The real cover, hidden behind the case is an iconic, black and white depiction of Batman in a heroic pose before a cloud of bats that fly around the spine and explode across a bat signal on the back cover.
together with the large case, Batman: A Visual History weighs about six pounds.
- Most notably is a foreword by Frank Miller in which he talks about how he first intended to kill Batman at the end of The Dark Knight Returns and he gets poetic, comparing Batman to a diamond much like he did at SDCC this year.
- Jason Fabok artwork — 2 included prints of the wrap-around case cover and the black and white Batman cover.
Cover price is $50, but after browsing around the web for a few seconds I managed to find it at a few different online retailers for around $30 bucks. Truthfully, I think it’s worth full price. Had it been mostly pictures and no substantial info I would’ve scoffed at a $50 price tag, but these tomes are dense with interesting facts as well as the jaw-dropping visuals you’d expect.
- Foreword by Frank Miller
- Includes 2 Jason Fabok art prints
- Covers all the important beats of Batman comics history
- As fun to flip through the pictures casually as it is to take your time with the engaging and informative captions
- Despite the tight binding of this heavy book, none of the visuals are lost to the spine as is so often the case with New 52 hardcover graphic novels
- Small font size may be difficult for some to read
- It’s slightly disappointing that the films and TV shows were not covered as well
DC Comics: A Visual History
By Alan Cowsill, Alex Irvine, Matthew K. Manning, Michael McAvennie, and Daniel Wallace
Foreword by Paul Levitz
I’ll also talk briefly about this other encyclopedia made in the same vein as Batman: A Visual History. In fact, it’s actually an update to an older edition. The newest incarnation of DC Comics: A Visual History features 16 new pages that cover events from 2010-2014, a new slip case, and a foreward by former DC Comics president, Paul Levitz.
I loved the cover artwork by Ryan Sook (the actual cover, not the slip cover) which was a real feast for the eyes with hundreds of DC characters exploding across the front and back of the book. The visuals inside are just as incredible and I quickly noticed that the DC encyclopedia featured far more two-page spreads than the Batman book, many of them vertical so you hold the book on its end. It causes you to look at some pages in a whole new way, which is pretty exciting.
It’s entertaining and the artwork will most certainly inspire, but as far as being informative, DC Comics: A Visual History tries to squeeze all of DC history into a book the same size as Batman’s history book so as you can imagine there will be quite a few omissions and it’s perhaps best used for getting a brief synopsis of when certain heroes and villains debuted or when certain comics were first released. Still, it’s most impressive how much is packed into under 400 pages and the book is just as, if not more stylish than the Batman book. DC Comics: A Visual History traces DC’s history as far back as National Allied Publications in 1934 and offers commentary for each year up through August, 2014.

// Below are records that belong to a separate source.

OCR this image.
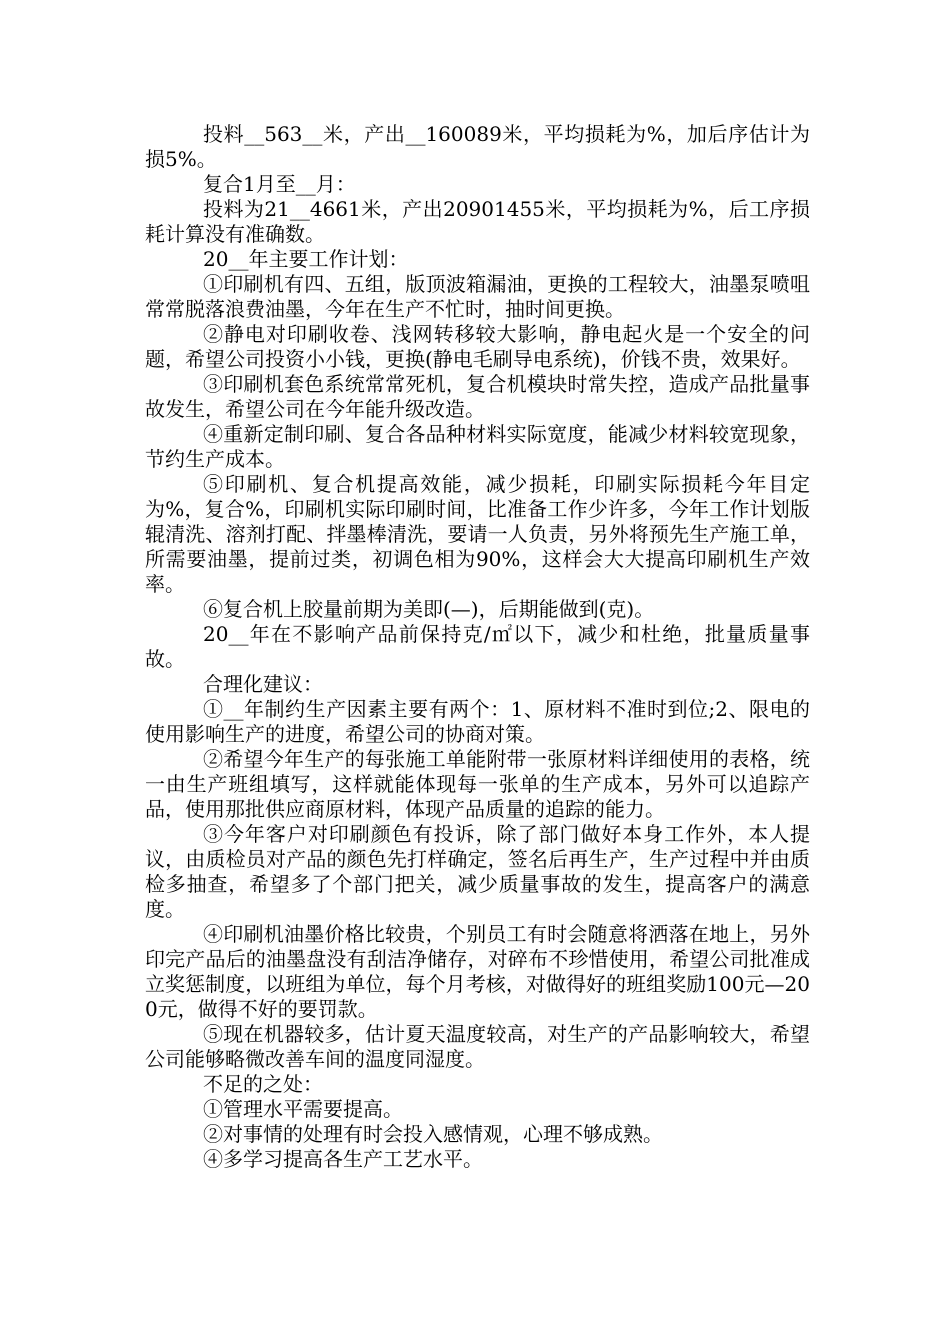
投料__563__米，产出__160089米，平均损耗为%，加后序估计为损5%。

复合1月至__月：

投料为21__4661米，产出20901455米，平均损耗为%，后工序损耗计算没有准确数。

20__年主要工作计划：

①印刷机有四、五组，版顶波箱漏油，更换的工程较大，油墨泵喷咀常常脱落浪费油墨，今年在生产不忙时，抽时间更换。

②静电对印刷收卷、浅网转移较大影响，静电起火是一个安全的问题，希望公司投资小小钱，更换(静电毛刷导电系统)，价钱不贵，效果好。

③印刷机套色系统常常死机，复合机模块时常失控，造成产品批量事故发生，希望公司在今年能升级改造。

④重新定制印刷、复合各品种材料实际宽度，能减少材料较宽现象，节约生产成本。

⑤印刷机、复合机提高效能，减少损耗，印刷实际损耗今年目定为%，复合%，印刷机实际印刷时间，比准备工作少许多，今年工作计划版辊清洗、溶剂打配、拌墨棒清洗，要请一人负责，另外将预先生产施工单，所需要油墨，提前过类，初调色相为90%，这样会大大提高印刷机生产效率。

⑥复合机上胶量前期为美即(—)，后期能做到(克)。

20__年在不影响产品前保持克/㎡以下，减少和杜绝，批量质量事故。

合理化建议：

①__年制约生产因素主要有两个：1、原材料不准时到位;2、限电的使用影响生产的进度，希望公司的协商对策。

②希望今年生产的每张施工单能附带一张原材料详细使用的表格，统一由生产班组填写，这样就能体现每一张单的生产成本，另外可以追踪产品，使用那批供应商原材料，体现产品质量的追踪的能力。

③今年客户对印刷颜色有投诉，除了部门做好本身工作外，本人提议，由质检员对产品的颜色先打样确定，签名后再生产，生产过程中并由质检多抽查，希望多了个部门把关，减少质量事故的发生，提高客户的满意度。

④印刷机油墨价格比较贵，个别员工有时会随意将洒落在地上，另外印完产品后的油墨盘没有刮洁净储存，对碎布不珍惜使用，希望公司批准成立奖惩制度，以班组为单位，每个月考核，对做得好的班组奖励100元—200元，做得不好的要罚款。

⑤现在机器较多，估计夏天温度较高，对生产的产品影响较大，希望公司能够略微改善车间的温度同湿度。

不足的之处：

①管理水平需要提高。

②对事情的处理有时会投入感情观，心理不够成熟。

④多学习提高各生产工艺水平。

These are awesome books with beautifully presented artwork and a plethora of information regarding the history of your favorite characters. Batman: A Visual History is definitely the superior of the two because it’s obviously going to be a lot more comprehensive when you consider it’s focused on one section of comics mythology whereas the other is trying to cover the full breadth of the DC Universe, but they’re both great reads. It seems like we get a new Batman encyclopedia every year, but Batman: A Visual History might be my new favorite and I’ll be leaving it out on the coffee table from here on out.